This is an Indian colonial version of "Spring in a Small Town", but the latter is limited to a subtle and bitter atmosphere, or that film can only refer to something else because it can't refer to too much, an awkward end, It makes the spring of a small town out of the reality shown by the image.
The real foothold of this "Black Narcissus" is not in this fake studio and deliberately setting contradictory daily situations, but in the light in the movie! In the stylized theatrical plot, the light in the natural illusion literally replaces the existence of God (character). Precisely because religion is a certain kind of transcendental, separated from the secular power, it is so easy to fall into the (movie) poles, it becomes a secular, naturalistic experience. In the film, it is not represented by the "plot" outside the camera, but a desire-image similar to Spring in a Small Town. Through the perspective of others, natural spaces and desires are symptomatized and become bright lights/colors. As the situation continues to fall into dilemma, natural codes are constantly "idolized" and become fetish objects or icons. In fact, there is no need to Distinguish the two, as fetish symbols are one, and both can easily lead to the behavioral logic of the individual, making the situation completely destroyed. In the film this is precisely the nun's revenge through stylized melodrama. But in the process, we encountered weak light and constant or even out-of-control close-ups. This is not a simple stage play leading to destruction, but the opposite pole to which the image falls.

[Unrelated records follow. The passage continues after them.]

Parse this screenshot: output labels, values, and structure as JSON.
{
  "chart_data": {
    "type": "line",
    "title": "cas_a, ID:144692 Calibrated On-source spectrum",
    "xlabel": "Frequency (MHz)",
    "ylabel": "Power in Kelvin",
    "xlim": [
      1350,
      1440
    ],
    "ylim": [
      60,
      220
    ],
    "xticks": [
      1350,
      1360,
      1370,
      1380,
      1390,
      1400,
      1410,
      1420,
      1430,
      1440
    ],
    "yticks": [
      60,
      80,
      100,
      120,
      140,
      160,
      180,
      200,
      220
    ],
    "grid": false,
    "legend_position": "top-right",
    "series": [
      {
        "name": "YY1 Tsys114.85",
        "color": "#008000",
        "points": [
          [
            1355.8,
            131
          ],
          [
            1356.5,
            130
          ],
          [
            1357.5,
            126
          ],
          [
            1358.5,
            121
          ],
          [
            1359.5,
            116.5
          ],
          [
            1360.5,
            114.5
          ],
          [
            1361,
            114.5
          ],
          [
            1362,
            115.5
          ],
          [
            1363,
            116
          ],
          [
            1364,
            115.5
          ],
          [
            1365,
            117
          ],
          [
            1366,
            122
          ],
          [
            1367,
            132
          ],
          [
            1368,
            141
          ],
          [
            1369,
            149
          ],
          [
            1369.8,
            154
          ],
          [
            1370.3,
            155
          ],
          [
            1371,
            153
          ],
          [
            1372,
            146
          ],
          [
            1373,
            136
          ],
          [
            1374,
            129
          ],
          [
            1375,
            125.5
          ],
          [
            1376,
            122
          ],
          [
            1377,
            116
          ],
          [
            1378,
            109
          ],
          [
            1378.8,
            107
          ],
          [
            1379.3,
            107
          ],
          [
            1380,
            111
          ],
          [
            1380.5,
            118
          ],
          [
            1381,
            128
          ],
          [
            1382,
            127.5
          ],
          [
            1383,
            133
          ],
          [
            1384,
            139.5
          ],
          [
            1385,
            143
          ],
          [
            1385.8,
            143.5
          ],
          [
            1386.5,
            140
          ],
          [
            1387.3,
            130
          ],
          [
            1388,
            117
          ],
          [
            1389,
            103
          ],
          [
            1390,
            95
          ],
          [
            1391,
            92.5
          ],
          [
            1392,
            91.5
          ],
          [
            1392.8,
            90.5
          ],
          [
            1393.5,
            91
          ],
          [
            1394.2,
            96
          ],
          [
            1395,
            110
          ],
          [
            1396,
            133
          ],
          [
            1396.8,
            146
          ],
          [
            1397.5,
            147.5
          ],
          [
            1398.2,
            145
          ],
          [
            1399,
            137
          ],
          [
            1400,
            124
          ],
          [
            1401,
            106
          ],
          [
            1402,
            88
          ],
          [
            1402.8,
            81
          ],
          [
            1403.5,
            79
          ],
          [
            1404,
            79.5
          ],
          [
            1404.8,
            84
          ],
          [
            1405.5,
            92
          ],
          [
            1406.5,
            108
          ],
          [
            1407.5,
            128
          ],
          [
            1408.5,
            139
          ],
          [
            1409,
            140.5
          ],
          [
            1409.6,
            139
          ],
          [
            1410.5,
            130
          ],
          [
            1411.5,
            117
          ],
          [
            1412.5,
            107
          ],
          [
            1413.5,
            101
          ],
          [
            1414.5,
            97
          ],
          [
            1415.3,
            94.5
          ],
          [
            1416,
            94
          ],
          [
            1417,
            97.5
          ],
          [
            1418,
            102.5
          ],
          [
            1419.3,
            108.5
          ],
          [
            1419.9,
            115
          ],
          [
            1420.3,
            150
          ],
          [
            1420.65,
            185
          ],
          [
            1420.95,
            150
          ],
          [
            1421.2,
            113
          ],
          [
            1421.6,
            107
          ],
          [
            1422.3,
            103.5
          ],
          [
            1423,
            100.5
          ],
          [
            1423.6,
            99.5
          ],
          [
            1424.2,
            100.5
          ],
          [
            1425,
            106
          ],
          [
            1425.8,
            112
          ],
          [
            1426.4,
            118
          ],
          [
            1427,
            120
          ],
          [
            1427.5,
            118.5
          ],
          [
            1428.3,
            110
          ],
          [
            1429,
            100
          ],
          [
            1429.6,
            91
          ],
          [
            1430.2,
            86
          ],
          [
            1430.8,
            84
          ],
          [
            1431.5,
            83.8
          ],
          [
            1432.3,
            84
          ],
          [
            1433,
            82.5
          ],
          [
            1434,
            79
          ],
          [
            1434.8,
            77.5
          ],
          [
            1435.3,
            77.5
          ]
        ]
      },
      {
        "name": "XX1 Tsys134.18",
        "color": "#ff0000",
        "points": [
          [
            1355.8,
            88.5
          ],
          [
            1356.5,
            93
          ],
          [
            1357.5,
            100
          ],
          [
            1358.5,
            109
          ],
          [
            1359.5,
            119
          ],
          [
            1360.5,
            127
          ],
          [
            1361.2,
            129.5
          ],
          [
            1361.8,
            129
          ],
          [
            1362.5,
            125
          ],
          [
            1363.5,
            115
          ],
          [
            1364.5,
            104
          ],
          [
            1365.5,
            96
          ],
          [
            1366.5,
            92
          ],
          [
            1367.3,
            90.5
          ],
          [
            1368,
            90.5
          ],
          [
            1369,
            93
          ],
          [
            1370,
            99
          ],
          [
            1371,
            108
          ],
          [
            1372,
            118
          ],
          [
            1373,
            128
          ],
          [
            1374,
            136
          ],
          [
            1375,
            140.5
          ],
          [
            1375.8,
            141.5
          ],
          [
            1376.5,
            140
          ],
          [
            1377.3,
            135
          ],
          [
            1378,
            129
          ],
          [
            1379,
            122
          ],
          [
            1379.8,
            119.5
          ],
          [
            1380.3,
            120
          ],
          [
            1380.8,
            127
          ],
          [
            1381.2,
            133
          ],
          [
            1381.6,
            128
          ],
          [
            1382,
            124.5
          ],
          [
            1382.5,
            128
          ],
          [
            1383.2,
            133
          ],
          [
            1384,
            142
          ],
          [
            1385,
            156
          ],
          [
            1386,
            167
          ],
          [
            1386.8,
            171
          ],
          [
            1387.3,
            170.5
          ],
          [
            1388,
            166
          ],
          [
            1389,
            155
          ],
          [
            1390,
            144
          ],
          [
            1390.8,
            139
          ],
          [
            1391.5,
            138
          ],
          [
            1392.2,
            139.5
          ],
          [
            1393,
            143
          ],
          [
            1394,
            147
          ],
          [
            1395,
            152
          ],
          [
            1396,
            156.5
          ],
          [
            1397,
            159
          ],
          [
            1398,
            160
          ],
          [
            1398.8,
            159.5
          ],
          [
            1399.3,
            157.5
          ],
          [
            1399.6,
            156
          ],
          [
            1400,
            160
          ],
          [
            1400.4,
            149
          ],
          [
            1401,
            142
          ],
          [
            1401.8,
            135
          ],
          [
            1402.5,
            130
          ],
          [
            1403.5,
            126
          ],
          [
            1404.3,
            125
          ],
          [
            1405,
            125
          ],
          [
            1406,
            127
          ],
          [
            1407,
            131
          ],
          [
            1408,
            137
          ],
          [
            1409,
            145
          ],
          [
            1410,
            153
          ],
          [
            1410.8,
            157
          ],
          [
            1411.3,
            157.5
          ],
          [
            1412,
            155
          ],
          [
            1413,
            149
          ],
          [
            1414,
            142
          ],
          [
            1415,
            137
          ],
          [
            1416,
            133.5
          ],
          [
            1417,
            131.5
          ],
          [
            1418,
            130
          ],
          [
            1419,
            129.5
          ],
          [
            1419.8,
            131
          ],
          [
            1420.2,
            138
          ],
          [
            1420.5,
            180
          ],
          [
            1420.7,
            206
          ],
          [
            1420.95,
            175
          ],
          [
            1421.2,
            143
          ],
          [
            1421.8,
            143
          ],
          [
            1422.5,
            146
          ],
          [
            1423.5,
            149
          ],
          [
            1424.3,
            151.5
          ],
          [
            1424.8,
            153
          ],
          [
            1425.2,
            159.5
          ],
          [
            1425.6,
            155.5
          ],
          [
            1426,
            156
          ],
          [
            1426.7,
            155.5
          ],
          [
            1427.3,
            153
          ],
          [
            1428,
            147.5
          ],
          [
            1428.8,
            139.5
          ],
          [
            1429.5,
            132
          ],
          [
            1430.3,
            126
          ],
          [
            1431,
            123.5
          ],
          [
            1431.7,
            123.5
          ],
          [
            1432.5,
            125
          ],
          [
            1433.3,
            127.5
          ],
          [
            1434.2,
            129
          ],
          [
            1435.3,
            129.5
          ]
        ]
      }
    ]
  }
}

The image itself is the speech and does not need to be actively expressed. When the audience gazes at the icon, it is silent, and so is God. It was in silence that the nun who was retaliated and threatened with death saved the faith and did not let it slide to the extreme end of destruction. So the light and close-up in the film are the symptoms of desire and the existence of belief in God. In the eyes of the melodrama audience, it is undeniable that Sister Ruth still went to destruction at the end, but her destruction did not end the image, but became a way for the image to speak itself and be reborn in faith. Between the confusion of God's silence and the destruction of the situation, Sister Clodagh found a way for faith to exist. Where faith exists, it is the presence of light, and it is also where the image speaks itself.
The hearty rain at the end shows that although God is silent, the movie will not end in silence. This is the image's response to belief.